Why AI still isn’t delivering and how to fix it

By Kirsty Biddiscombe, EMEA Business Lead for AI, ML & Data Analytics, NetApp.

Over the past few years, most organisations’ relationships with AI have moved beyond being curious about the technology to becoming an active area for priority investments. Strategies have been drawn up, tools deployed, and partners engaged. Yet, as generative AI matures, the mood is shifting. Many business leaders are now asking tougher questions: Why isn’t this scaling? Where is the ROI? Is AI heading the same way as blockchain or the metaverse with a big promise, low delivery?

What we’re seeing now is the evolution from hype to execution. The fundamentals of AI’s transformative potential are still sound. However, the engine is not the problem, it’s that many organisations are trying to run it without fuel, a roadmap, or a defined destination. That’s why, despite more innovations like the rise of agentic AI, we’re still seeing the same barriers stalling the AI engine. Namely, inadequate data foundations, governance challenges, issues around talent, and unclear use cases. The good news is that each is addressable, but they need practical attention. 

Rubbish in, rubbish out

Every AI project begins and ends with data. Many businesses still try to build models on top of siloed, inconsistent, or low-quality data, and then expect game-changing results. Imagine handing a chef random ingredients with no labels. You might end up with a meal, but the results will be unpredictable. And it’s certainly not likely to be consistent, or even particularly good. 

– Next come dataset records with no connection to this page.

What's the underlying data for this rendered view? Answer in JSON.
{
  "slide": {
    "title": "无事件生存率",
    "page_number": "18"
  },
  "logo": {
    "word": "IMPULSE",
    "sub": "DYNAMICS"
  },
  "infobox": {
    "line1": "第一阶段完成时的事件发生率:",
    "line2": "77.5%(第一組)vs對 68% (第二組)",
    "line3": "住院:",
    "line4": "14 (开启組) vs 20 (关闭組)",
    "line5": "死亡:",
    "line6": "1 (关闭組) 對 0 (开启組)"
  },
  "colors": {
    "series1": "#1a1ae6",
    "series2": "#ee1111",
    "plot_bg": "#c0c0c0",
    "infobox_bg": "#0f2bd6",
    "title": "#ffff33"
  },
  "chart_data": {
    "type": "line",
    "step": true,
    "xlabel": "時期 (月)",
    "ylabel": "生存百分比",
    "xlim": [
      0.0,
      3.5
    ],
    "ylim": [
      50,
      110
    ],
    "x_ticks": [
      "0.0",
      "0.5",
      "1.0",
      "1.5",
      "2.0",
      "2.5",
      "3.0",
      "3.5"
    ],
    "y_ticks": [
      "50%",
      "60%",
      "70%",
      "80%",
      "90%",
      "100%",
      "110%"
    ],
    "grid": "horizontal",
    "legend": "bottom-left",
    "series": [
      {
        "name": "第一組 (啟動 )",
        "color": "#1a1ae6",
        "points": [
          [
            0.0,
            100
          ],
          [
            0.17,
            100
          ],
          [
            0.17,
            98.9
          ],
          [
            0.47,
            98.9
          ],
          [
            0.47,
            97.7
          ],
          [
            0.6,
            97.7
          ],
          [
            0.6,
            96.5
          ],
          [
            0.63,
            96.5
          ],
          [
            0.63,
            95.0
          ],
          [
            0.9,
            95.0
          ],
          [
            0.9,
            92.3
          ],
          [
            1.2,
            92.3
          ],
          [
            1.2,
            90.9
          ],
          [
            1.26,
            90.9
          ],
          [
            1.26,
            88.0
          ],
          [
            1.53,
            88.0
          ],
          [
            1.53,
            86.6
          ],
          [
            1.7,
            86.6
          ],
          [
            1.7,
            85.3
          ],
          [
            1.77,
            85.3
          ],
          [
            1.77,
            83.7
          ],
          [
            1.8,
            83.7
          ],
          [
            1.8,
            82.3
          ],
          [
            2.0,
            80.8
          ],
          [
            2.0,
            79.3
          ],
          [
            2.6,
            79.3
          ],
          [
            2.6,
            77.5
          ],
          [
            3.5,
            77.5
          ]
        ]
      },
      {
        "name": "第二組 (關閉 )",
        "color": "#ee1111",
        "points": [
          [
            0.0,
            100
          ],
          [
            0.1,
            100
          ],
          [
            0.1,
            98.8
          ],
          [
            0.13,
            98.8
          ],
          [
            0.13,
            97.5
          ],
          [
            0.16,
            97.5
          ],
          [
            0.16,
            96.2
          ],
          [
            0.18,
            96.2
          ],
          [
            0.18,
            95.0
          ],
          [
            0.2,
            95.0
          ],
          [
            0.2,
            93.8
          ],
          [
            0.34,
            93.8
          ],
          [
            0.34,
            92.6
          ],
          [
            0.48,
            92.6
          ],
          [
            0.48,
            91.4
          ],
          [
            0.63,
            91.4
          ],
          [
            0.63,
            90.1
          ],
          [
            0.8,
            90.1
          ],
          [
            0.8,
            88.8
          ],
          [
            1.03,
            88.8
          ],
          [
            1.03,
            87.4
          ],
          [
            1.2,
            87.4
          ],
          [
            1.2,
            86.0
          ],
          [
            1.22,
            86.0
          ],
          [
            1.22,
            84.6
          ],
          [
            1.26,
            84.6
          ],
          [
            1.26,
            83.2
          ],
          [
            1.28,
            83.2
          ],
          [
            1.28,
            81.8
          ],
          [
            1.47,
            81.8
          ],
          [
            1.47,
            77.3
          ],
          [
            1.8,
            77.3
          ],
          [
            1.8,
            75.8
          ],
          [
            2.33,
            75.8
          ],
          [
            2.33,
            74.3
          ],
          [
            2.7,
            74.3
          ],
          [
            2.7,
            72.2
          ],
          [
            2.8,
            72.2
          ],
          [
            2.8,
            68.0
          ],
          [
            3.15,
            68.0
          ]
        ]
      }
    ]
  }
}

AI needs data that is clean, connected, and context-rich. That requires modernising data estates, eliminating duplication, and establishing data access policies that support effective model development. This approach also ensures models are better placed for performance, as well as supporting governance, integration, and lifecycle management. Without strong data lineage and observability, it becomes difficult to understand how outputs are generated and how to improve them over time.

Build in compliance at your core

The thrill of AI’s potential makes it tempting to get innovating and ignore the cookbook. Great chefs will know that the dishes start with a reliable recipe and following it balances both creativity and consistency.  In AI, governance plays the same role. It’s not there to limit businesses, but to provide the starting point that ensures the rest of the process is scalable, safe, and ultimately, successful.

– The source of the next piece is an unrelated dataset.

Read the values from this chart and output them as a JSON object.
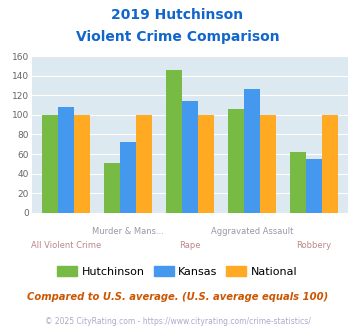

Regulatory pressure around AI is increasing, from GDPR to the EU AI Act, to even the evolving copyright and IP frameworks. The most effective organisations are attempting to get ahead of this and are treating governance as a design principle to bake in from day one. That includes documenting data provenance, managing model updates, applying ethical guardrails, and building auditability into every stage of development and deployment. With these in place, governance is a powerful enabler for scale. It unlocks trust, accountability, and resilience, and drives more effective AI deployments.

Don’t focus on unicorns in the wild

The shortage of machine learning and data science skills remains a challenge. Recruiting experienced AI professionals is difficult and expensive. But in my experience, organisations that rely solely on hiring external expertise often struggle with sustainability and retention.

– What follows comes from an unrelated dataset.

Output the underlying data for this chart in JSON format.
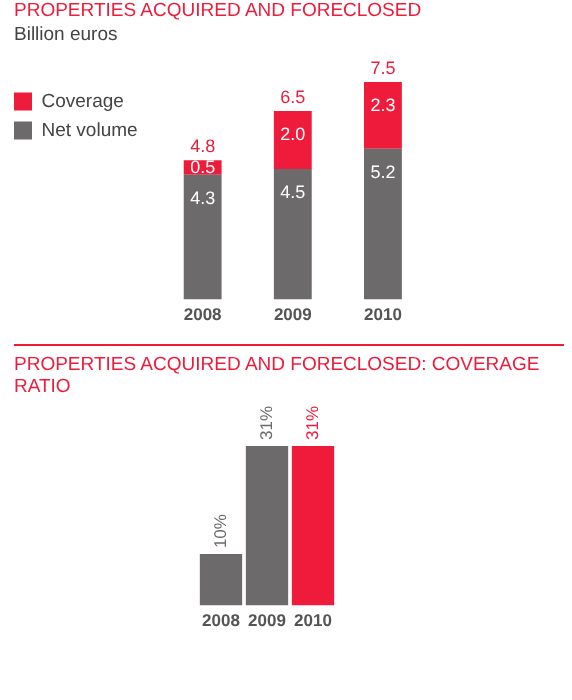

The solution? Look inward. The best AI teams are not built solely from “unicorn” hires, they combine upskilled internal talent with selectively sourced external expertise. Upskilling initiatives, hands-on labs, and cross-functional groups are creating a new breed of AI-literate professionals who understand both the tech and the business. And importantly, these professionals are more likely to remain with the organisation because they have grown with the mission, and understand the company better than most.

Focus is key

Many AI projects start with ambition and end with ambiguity. Vague aspirations like “enhance customer experience” or “unlock innovation” may sound great on paper but frequently lack clear KPIs and business alignment. The result is therefore predictable. Businesses will see stalled progress, unclear results, and stakeholder fatigue. Instead, the most successful AI programmes all have one thing in common, they start small and stay focused. 

So while the technology is exciting, let its first applications be boring. Use it to automate invoice processing, predict supply chain bottlenecks, or to improve asset utilisation. Narrow, high-impact use cases can create value quickly, and build internal momentum for broader adoption. With results in hand, it becomes much easier to secure further investment and scale responsibly.

From blueprints to bullet trains

The path to scalable, business-ready AI lies in stepping back and aligning ambition with architecture and infrastructure. The organisations that succeed are not necessarily those with the largest AI budgets or the flashiest demos. It will be the ones that build deliberately, with solid data foundations, embedded governance, targeted use cases and teams equipped to evolve alongside the technology.

And, just as a chef needs a kitchen that can handle the lunch and dinner rush, day in and day out, rather than a pop-up for a press night, successful AI initiatives are not built for a single demo or splashy launch. it’s about repeatable excellence, batch after batch.